So Many Rules, So Few Opportunities
A wave of regulation coincides with weak hiring and growth.
Friday’s jobs report from the Labor Department brought the latest reminder that the U.S. economy isn’t creating opportunities like it used to. A separate report released this week goes a long way toward explaining why.
On Wednesday Wayne Crews of the Competitive Enterprise Institute rolled out his annual report card on federal regulation, “Ten Thousand Commandments.” Beltway rules are now imposing $1.9 trillion of annual costs on the U.S. economy. That’s the same level as last year, but when combined with on-the-books federal spending, which is $3.9 trillion, the feds are taking a record-setting bite out of private commerce and wealth.

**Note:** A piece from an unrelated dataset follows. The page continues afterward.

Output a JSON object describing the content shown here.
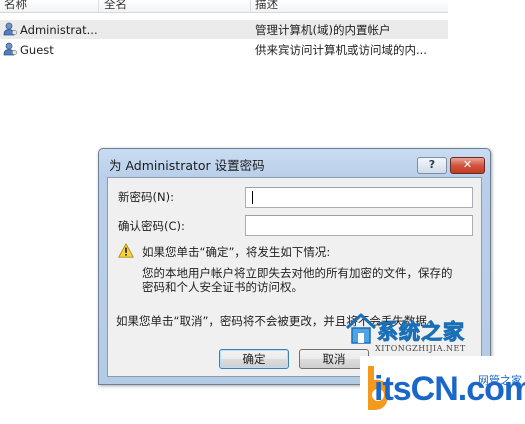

The regulatory burden is staggering for the economy and for all who live and work within it. The annual tab for complying with directives from Washington is now larger than the entire economy of Russia. The cost of federal red tape amounts to nearly $15,000 per U.S. household each year.
And the bureaucratic onslaught will continue, even as we enter the final months of the last year of President Obama’s second term. Mr. Crews reports that regulators spanning 60 federal departments, agencies and commissions have nearly 3,300 regulations still in the pipeline and waiting to be imposed on an unsuspecting public.
Is it any wonder that the government reported modest job growth in April and a shrinking labor force? Or that the U.S. economy wheezed its way to 0.5% growth in the first quarter?
Mr. Crews’s data also show that the regulatory burden falls particularly hard on small firms, which suffer higher compliance costs per employee than larger competitors. This may explain why readings of small-business hiring look even worse than for the economy as a whole.
The Obama Administration was the first in American history to generate more than 80,000 pages of new and proposed rules in the Federal Register in a single year. Mr. Obama and his minions have now managed the feat three times. They are responsible for six of the top seven years of red-tape creation in the country’s history. His legacy is a Washington leviathan atop a private economy that grows increasingly less able to support it.